J T wrote:I found a copy of that PS2 Gottlieb pinball collection for $2 at a pawn shop. Maybe I've just been spoiled by the Pro Pinball series, but it's really crappy. The graphics are very blurry and the sound is unnecessarily terrible. It sounds like they bought some cheap recorder, put in a tin can, then wrapped a pillow around it and hid it under the pinball machines to record their original sounds. It's just awful.
The physics also feel off. The ball doesn't feel like it has the correct weight and it bounces off the walls strangely. It's not as terrible as the sound, but after playing Pro Pinball where the physics are so good that I worry about tilting my laptop because I forget it's not a real pinball, this just doesn't cut it.
Yeah, as a whole, I thought the Gottlieb collection was pretty terrible, though I have the Xbox version. The Williams collection for PS2 or PS3 is where its at. Though I wish High Speed table was on it since it was the first big 'swoopy' table I played. Pinbot and High Speed got NES releases, but only Pinbot is on the Williams collection. I hate the outlane drains in Pinbot though, I swear they're magnetic and suck balls directly toward them. Its a shame because Pinbot has my favorite sounds from an old analog table.
Next up, the machines themselves. Apparently Gottlieb's earliest pinball machines were designed for people that wanted to spend some money to watch a ball roll down a hole. I wonder why they put some of these in the collection? They have huge open slots on the side of the machine where both lanes make you lose a ball. They have huge gaps between the flippers. It didn't even feel like a game because no amount of pinball skill is going to save you when the ball never gets anywhere near your flipper to begin with.

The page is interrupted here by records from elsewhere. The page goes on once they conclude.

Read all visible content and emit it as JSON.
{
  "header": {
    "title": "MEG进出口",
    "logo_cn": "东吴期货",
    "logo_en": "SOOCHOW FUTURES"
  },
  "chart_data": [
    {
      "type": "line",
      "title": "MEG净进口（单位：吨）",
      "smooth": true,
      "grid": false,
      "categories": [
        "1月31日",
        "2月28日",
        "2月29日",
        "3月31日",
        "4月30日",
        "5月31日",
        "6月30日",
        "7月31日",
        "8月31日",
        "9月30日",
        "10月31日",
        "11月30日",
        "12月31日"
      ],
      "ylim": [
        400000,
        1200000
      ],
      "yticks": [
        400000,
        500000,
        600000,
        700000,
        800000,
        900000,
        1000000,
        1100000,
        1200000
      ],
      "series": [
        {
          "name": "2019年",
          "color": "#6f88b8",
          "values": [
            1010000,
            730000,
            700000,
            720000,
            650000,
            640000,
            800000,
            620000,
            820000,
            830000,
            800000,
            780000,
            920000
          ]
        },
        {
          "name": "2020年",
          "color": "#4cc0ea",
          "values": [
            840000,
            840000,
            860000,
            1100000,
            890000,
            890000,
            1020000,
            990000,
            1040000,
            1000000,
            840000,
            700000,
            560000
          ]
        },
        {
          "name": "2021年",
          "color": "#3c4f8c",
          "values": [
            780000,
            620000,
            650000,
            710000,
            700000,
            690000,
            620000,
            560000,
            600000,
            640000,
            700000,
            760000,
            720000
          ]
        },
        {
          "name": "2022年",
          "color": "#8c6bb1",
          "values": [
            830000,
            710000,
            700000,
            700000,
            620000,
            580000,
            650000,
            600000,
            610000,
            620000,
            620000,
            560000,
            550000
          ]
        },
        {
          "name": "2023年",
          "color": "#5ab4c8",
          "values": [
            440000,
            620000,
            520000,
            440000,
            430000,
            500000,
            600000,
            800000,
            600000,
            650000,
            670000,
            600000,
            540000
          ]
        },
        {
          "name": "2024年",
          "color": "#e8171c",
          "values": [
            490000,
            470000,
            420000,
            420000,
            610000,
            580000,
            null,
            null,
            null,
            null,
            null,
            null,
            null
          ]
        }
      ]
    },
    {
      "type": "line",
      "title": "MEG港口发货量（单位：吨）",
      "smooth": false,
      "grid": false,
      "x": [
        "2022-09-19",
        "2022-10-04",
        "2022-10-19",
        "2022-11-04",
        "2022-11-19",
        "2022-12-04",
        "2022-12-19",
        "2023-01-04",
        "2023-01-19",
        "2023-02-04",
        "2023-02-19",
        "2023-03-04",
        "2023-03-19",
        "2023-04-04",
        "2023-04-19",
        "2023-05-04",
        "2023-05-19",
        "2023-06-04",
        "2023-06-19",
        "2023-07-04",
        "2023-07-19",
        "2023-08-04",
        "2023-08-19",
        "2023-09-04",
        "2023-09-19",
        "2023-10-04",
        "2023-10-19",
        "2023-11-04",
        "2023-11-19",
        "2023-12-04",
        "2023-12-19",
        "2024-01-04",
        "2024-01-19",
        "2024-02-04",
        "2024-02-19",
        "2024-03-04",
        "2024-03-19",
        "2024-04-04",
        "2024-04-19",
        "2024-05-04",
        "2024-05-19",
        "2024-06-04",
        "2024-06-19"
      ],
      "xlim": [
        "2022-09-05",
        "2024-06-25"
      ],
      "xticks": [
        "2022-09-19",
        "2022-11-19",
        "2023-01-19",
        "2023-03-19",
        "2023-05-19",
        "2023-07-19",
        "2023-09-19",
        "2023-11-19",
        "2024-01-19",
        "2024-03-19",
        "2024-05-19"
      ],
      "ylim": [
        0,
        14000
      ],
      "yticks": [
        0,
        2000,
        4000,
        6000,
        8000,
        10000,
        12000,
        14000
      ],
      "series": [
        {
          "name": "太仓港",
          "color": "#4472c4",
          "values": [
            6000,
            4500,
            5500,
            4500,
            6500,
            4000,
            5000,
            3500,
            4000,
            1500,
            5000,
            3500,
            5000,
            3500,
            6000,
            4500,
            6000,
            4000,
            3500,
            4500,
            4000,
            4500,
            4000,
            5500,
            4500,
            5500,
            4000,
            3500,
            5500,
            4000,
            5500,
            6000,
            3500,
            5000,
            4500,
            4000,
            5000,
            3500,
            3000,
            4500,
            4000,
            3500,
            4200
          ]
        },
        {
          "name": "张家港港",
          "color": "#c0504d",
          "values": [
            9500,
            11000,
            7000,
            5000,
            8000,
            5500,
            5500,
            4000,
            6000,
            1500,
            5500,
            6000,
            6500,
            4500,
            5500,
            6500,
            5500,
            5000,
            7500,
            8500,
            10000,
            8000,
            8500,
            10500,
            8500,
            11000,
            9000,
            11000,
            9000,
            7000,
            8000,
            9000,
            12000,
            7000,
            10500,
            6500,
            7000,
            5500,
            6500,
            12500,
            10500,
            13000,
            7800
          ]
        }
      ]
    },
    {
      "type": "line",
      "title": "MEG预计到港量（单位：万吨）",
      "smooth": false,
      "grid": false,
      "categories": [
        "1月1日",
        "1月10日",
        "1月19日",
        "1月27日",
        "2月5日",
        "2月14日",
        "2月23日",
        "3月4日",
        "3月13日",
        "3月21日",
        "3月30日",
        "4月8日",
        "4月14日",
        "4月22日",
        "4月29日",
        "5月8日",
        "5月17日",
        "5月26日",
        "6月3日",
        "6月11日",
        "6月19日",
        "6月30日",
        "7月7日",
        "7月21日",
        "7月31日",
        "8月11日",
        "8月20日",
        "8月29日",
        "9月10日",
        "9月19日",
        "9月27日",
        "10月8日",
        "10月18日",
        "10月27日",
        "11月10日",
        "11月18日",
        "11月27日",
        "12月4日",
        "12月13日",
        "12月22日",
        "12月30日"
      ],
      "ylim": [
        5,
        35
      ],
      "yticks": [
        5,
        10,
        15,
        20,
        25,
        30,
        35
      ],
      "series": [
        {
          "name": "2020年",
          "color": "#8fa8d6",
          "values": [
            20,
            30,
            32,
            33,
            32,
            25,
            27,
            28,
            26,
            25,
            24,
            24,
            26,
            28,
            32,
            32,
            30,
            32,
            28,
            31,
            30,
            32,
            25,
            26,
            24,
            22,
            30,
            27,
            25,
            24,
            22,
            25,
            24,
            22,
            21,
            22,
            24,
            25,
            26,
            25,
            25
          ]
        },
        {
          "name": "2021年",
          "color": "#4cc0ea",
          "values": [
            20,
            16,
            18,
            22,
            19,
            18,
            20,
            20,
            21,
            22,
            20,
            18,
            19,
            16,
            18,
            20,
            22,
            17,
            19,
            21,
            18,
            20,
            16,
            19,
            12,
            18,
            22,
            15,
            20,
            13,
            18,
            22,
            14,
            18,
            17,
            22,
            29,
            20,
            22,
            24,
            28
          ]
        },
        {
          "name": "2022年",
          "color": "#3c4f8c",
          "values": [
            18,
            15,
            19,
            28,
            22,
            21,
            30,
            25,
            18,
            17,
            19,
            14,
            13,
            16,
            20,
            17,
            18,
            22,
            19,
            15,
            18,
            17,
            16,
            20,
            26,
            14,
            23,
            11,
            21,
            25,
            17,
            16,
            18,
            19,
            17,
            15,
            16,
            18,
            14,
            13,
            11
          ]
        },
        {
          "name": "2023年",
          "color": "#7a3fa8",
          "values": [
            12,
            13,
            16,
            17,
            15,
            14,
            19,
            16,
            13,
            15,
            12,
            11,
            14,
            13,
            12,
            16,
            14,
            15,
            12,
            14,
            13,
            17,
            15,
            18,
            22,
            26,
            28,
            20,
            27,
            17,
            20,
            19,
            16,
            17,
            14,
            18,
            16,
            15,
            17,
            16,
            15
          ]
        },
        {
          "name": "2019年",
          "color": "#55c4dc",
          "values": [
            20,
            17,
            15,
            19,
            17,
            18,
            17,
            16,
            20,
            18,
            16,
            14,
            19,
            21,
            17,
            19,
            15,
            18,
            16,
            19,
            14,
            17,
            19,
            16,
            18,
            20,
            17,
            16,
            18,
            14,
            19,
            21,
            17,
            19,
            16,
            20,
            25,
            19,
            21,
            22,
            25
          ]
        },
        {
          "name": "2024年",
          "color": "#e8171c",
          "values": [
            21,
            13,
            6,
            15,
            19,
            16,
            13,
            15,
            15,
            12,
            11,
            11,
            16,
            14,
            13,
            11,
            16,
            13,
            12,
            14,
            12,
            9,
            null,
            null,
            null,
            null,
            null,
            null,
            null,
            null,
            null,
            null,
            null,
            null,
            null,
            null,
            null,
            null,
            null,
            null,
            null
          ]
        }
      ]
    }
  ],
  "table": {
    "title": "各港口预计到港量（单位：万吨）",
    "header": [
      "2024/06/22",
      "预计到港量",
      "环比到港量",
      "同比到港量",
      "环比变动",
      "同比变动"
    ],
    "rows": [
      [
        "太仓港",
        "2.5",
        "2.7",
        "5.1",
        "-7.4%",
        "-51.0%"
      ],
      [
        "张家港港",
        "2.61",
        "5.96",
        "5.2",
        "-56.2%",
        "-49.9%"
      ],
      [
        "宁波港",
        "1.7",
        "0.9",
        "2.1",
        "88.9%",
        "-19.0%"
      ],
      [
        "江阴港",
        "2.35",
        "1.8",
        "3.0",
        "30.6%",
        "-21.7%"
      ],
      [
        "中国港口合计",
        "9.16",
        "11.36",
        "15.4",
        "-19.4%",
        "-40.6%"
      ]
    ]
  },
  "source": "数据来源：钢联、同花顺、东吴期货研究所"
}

Its just old tables in general seem to be like this and from my limited pinball knowledge, it seems like it wasn't until the late 70s they they actually involved more skill than luck. Considering that pinball was originally just launching the balls and hoping for the best like pachinko and only evolved flippers in order to avoid being labeled as gambling machines, having the chance to knock the ball back up the board was a revelation to players at the time. But yeah, having played machines with mechanics from the late 70s on, going back to the old 3-5 second per ball drain machines kinda sucks. I'm sure kids born in the last few years that grow up with most of today's unlimited continue games will think the same of games with limited lives.